TRY WITH YAMZA'S THE RED ONE
A lip-smacking hot sauce packed with Lebanese and Turkish flavours. The fermented scotch bonnets deliver a fruity and aromatic kick that’ll fire up your taste buds without blowing your head off! Splash Yamza's ‘The Red One’ over your sauce for a rich and aromatic kick.
Ingredients
1 shallot finely diced
5 cloves of finely diced garlic
Plenty of olive oil (around 150ml)
200g chopped tomatoes
1 tbsp tomato puree
1 tsp salt
Sprig of thyme
Preferred pasta
To finish
Shredded basil
Grated vegetarian parmesan cheese
Splash of ‘The Red One’
Extra drizzle of olive oil
Method
- Add garlic and shallot to a hot pan with a good splash of olive oil, sweat for 3 mins.

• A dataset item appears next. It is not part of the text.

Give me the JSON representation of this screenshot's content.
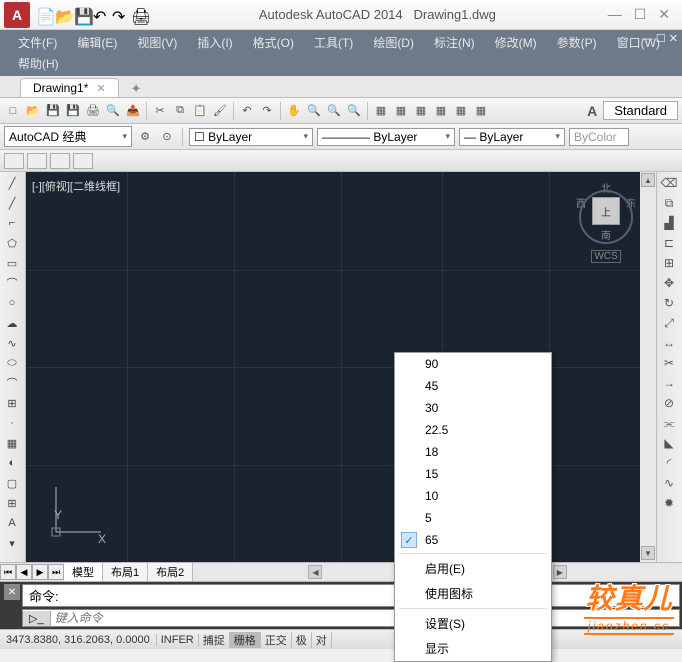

- Add tomatoes, tomato puree, salt, thyme, and ‘The Red One’ (if you like it extra spicy -
alternatively, leave until the end). - Pop on your saucepan lid, turn the heat to low, and simmer for 10 mins.
- Cook chosen pasta in salted boiling water as per package instructions.
- Fold arrabbiata sauce through the pasta and finish with shredded basil, parmesan cheese,
and a decent splash of ‘The Red One’.